Forum de l'Économie et de la Finance Chinoises
  Pékin s'ouvre aux guichets bancaires étrangers
 

Pékin s'ouvre aux guichets bancaires étrangers

TROIS MOIS après l'ouverture officielle du marché bancaire chinois, Pékin vient d'autoriser formellement quatre banques étrangères à ouvrir leur filiale, sésame pour démarrer des opérations en renminbi - nom officiel de la monnaie chinoise. La China Banking Regulatory Commission (CBRC), l'organe de tutelle des banques, vient de donner son feu vert à HSBC, Standard Chartered, Citigroup et Bank of East Asia. Elles s'étaient mises sur les rangs dès l'ouverture, sur le papier, du secteur en décembre dernier.
Au lendemain de l'annonce, la Standard Chartered Bank ne cachait pas son optimisme, espérant démarrer ses activités via sa nouvelle structure d'ici à un mois. Pourtant, rien n'est encore gagné. Si Pékin doit libéraliser son économie, conformément aux engagements pris auprès de l'Organisation mondiale du commerce (OMC), des obstacles à la pleine installation d'entreprises étrangères demeurent, souvent de façon indirecte. L'Union européenne n'a cessé de dénoncer ces barrières déguisées. Peter Mandelson a réitéré ses remarques dans un rapport publié en février dernier et la Chambre européenne de commerce en Chine dresse un bilan mitigé de l'ouverture économique du géant chinois. En matière bancaire, le flou de la réglementation a suspendu le destin des banques étrangères aux lèvres des régulateurs de Pékin.

Une opération coûteuse

Une fois leurs filiales constituées, les quatre banques devront ouvrir une succursale dans chaque ville où elles souhaiteront dispenser leurs services. L'opération est coûteuse : « Selon la loi, chaque succursale devra être dotée d'un capital minimum de 20 millions d'euros », rappelle Guillaume Rougier-Brierre, avocat associé du cabinet Gide Loyrette Nouel évoque « une ouverture en trompe-l'oeil » du marché bancaire.
Cette marche à petits pas ne décourage pas les appétits des banques étrangères - y compris françaises - pour cette épargne évaluée à 2 000 milliards de dollars.

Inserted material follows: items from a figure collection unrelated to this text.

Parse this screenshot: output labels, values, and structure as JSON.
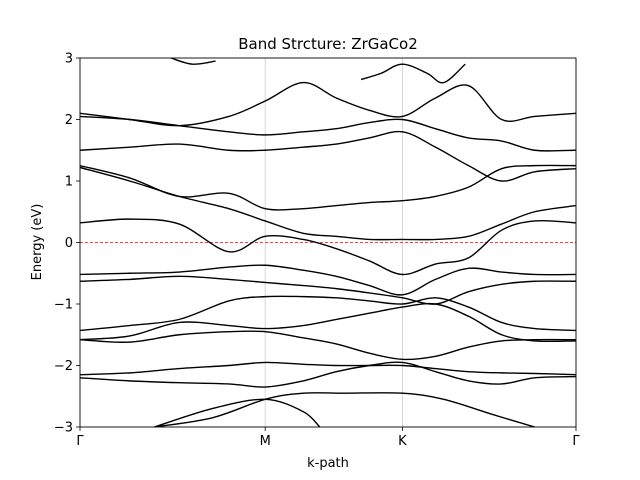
{
  "chart_data": {
    "type": "line",
    "title": "Band Strcture: ZrGaCo2",
    "xlabel": "k-path",
    "ylabel": "Energy (eV)",
    "xlim": [
      0,
      3
    ],
    "ylim": [
      -3,
      3
    ],
    "yticks": [
      -3,
      -2,
      -1,
      0,
      1,
      2,
      3
    ],
    "ytick_labels": [
      "−3",
      "−2",
      "−1",
      "0",
      "1",
      "2",
      "3"
    ],
    "kpoints": [
      {
        "label": "Γ",
        "x": 0
      },
      {
        "label": "M",
        "x": 1.12
      },
      {
        "label": "K",
        "x": 1.95
      },
      {
        "label": "Γ",
        "x": 3
      }
    ],
    "fermi_level": 0,
    "grid": "vertical lines at high-symmetry points",
    "colors": {
      "bands": "#000000",
      "fermi": "#ff0000",
      "grid": "#cccccc"
    },
    "series": [
      {
        "x": [
          0.0,
          0.3,
          0.6,
          0.9,
          1.12,
          1.35,
          1.55,
          1.75,
          1.95,
          2.15,
          2.35,
          2.55,
          2.75,
          3.0
        ],
        "values": [
          -2.2,
          -2.25,
          -2.28,
          -2.3,
          -2.35,
          -2.25,
          -2.1,
          -2.0,
          -1.95,
          -2.1,
          -2.25,
          -2.3,
          -2.2,
          -2.18
        ]
      },
      {
        "x": [
          0.0,
          0.3,
          0.6,
          0.9,
          1.12,
          1.35,
          1.55,
          1.75,
          1.95,
          2.15,
          2.35,
          2.55,
          2.75,
          3.0
        ],
        "values": [
          -2.15,
          -2.12,
          -2.05,
          -2.0,
          -1.95,
          -1.98,
          -2.0,
          -2.0,
          -2.0,
          -2.05,
          -2.1,
          -2.12,
          -2.13,
          -2.15
        ]
      },
      {
        "x": [
          0.0,
          0.3,
          0.6,
          0.9,
          1.12,
          1.35,
          1.55,
          1.75,
          1.95,
          2.15,
          2.35,
          2.55,
          2.75,
          3.0
        ],
        "values": [
          -1.58,
          -1.62,
          -1.5,
          -1.45,
          -1.45,
          -1.55,
          -1.65,
          -1.8,
          -1.9,
          -1.85,
          -1.7,
          -1.6,
          -1.58,
          -1.58
        ]
      },
      {
        "x": [
          0.0,
          0.3,
          0.6,
          0.9,
          1.12,
          1.35,
          1.55,
          1.75,
          1.95,
          2.15,
          2.35,
          2.55,
          2.75,
          3.0
        ],
        "values": [
          -1.58,
          -1.52,
          -1.3,
          -1.35,
          -1.4,
          -1.35,
          -1.25,
          -1.15,
          -1.05,
          -1.0,
          -1.2,
          -1.5,
          -1.6,
          -1.6
        ]
      },
      {
        "x": [
          0.0,
          0.3,
          0.6,
          0.9,
          1.12,
          1.35,
          1.55,
          1.75,
          1.95,
          2.15,
          2.35,
          2.55,
          2.75,
          3.0
        ],
        "values": [
          -1.43,
          -1.35,
          -1.25,
          -0.95,
          -0.88,
          -0.88,
          -0.9,
          -0.95,
          -1.0,
          -0.9,
          -1.05,
          -1.3,
          -1.4,
          -1.43
        ]
      },
      {
        "x": [
          0.0,
          0.3,
          0.6,
          0.9,
          1.12,
          1.35,
          1.55,
          1.75,
          1.95,
          2.15,
          2.35,
          2.55,
          2.75,
          3.0
        ],
        "values": [
          -0.63,
          -0.6,
          -0.55,
          -0.6,
          -0.65,
          -0.7,
          -0.75,
          -0.82,
          -0.9,
          -1.0,
          -0.8,
          -0.68,
          -0.63,
          -0.63
        ]
      },
      {
        "x": [
          0.0,
          0.3,
          0.6,
          0.9,
          1.12,
          1.35,
          1.55,
          1.75,
          1.95,
          2.15,
          2.35,
          2.55,
          2.75,
          3.0
        ],
        "values": [
          -0.52,
          -0.5,
          -0.48,
          -0.4,
          -0.37,
          -0.45,
          -0.55,
          -0.7,
          -0.85,
          -0.6,
          -0.42,
          -0.48,
          -0.52,
          -0.52
        ]
      },
      {
        "x": [
          0.0,
          0.3,
          0.6,
          0.9,
          1.12,
          1.35,
          1.55,
          1.75,
          1.95,
          2.15,
          2.35,
          2.55,
          2.75,
          3.0
        ],
        "values": [
          0.32,
          0.38,
          0.3,
          -0.15,
          0.1,
          0.05,
          -0.1,
          -0.3,
          -0.52,
          -0.35,
          -0.25,
          0.2,
          0.35,
          0.32
        ]
      },
      {
        "x": [
          0.0,
          0.3,
          0.6,
          0.9,
          1.12,
          1.35,
          1.55,
          1.75,
          1.95,
          2.15,
          2.35,
          2.55,
          2.75,
          3.0
        ],
        "values": [
          1.22,
          1.0,
          0.75,
          0.55,
          0.35,
          0.15,
          0.1,
          0.05,
          0.05,
          0.05,
          0.1,
          0.3,
          0.5,
          0.6
        ]
      },
      {
        "x": [
          0.0,
          0.3,
          0.6,
          0.9,
          1.12,
          1.35,
          1.55,
          1.75,
          1.95,
          2.15,
          2.35,
          2.55,
          2.75,
          3.0
        ],
        "values": [
          1.25,
          1.05,
          0.75,
          0.8,
          0.55,
          0.55,
          0.6,
          0.65,
          0.68,
          0.75,
          0.9,
          1.2,
          1.25,
          1.25
        ]
      },
      {
        "x": [
          0.0,
          0.3,
          0.6,
          0.9,
          1.12,
          1.35,
          1.55,
          1.75,
          1.95,
          2.15,
          2.35,
          2.55,
          2.75,
          3.0
        ],
        "values": [
          1.5,
          1.55,
          1.6,
          1.5,
          1.5,
          1.55,
          1.6,
          1.7,
          1.8,
          1.55,
          1.25,
          1.0,
          1.15,
          1.2
        ]
      },
      {
        "x": [
          0.0,
          0.3,
          0.6,
          0.9,
          1.12,
          1.35,
          1.55,
          1.75,
          1.95,
          2.15,
          2.35,
          2.55,
          2.75,
          3.0
        ],
        "values": [
          2.05,
          2.0,
          1.9,
          1.8,
          1.75,
          1.8,
          1.85,
          1.95,
          2.0,
          1.85,
          1.7,
          1.65,
          1.5,
          1.5
        ]
      },
      {
        "x": [
          0.0,
          0.3,
          0.6,
          0.9,
          1.12,
          1.35,
          1.55,
          1.75,
          1.95,
          2.15,
          2.35,
          2.55,
          2.75,
          3.0
        ],
        "values": [
          2.1,
          2.0,
          1.9,
          2.05,
          2.3,
          2.6,
          2.35,
          2.15,
          2.05,
          2.35,
          2.55,
          2.0,
          2.05,
          2.1
        ]
      },
      {
        "x": [
          1.7,
          1.82,
          1.95,
          2.1,
          2.2,
          2.33
        ],
        "values": [
          2.65,
          2.75,
          2.9,
          2.75,
          2.6,
          2.9
        ]
      },
      {
        "x": [
          0.55,
          0.68,
          0.82
        ],
        "values": [
          3.0,
          2.9,
          2.95
        ]
      },
      {
        "x": [
          0.45,
          0.8,
          1.12,
          1.35,
          1.6,
          1.95,
          2.2,
          2.5,
          2.75
        ],
        "values": [
          -3.0,
          -2.85,
          -2.55,
          -2.45,
          -2.45,
          -2.45,
          -2.55,
          -2.8,
          -3.0
        ]
      },
      {
        "x": [
          0.45,
          0.8,
          1.12,
          1.35,
          1.45
        ],
        "values": [
          -3.0,
          -2.7,
          -2.55,
          -2.75,
          -3.0
        ]
      }
    ]
  }
}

En dépit de l'échec de sa prise de participation dans Guangdong Development Bank, qui lui a préféré l'américain Citigroup, la Société générale n'a pas renoncé à ses ambitions.
Pour la deuxième fois en Chine en six mois, Baudoin Prot, président-directeur général de la BNP Paribas, considère la Chine comme un marché décisif sans toutefois, à la différence de ses concurrents anglo-saxons, viser le marché de masse. « Nous ne cherchons pas à entrer dans le secteur de la banque de détail », a-t-il expliqué hier à Shanghaï. « Nous nous concentrons sur notre croissance organique et notre participation de 19,2 % dans la Bank of Nanjing. »
L'ouverture du marché laisse encore des questions en suspens, comme le nombre possible de succursales qu'une filiale sera autorisée à ouvrir. Une fois de plus, Pékin avance à son rythme, ce qui laisse le temps aux banques locales de se moderniser. Hasard (ou non), la Bohai Bank, basée à Tianjin, à l'est de Pékin, a été autorisée cette semaine, pour la première fois, à faire des affaires en devises sans obligation de quota.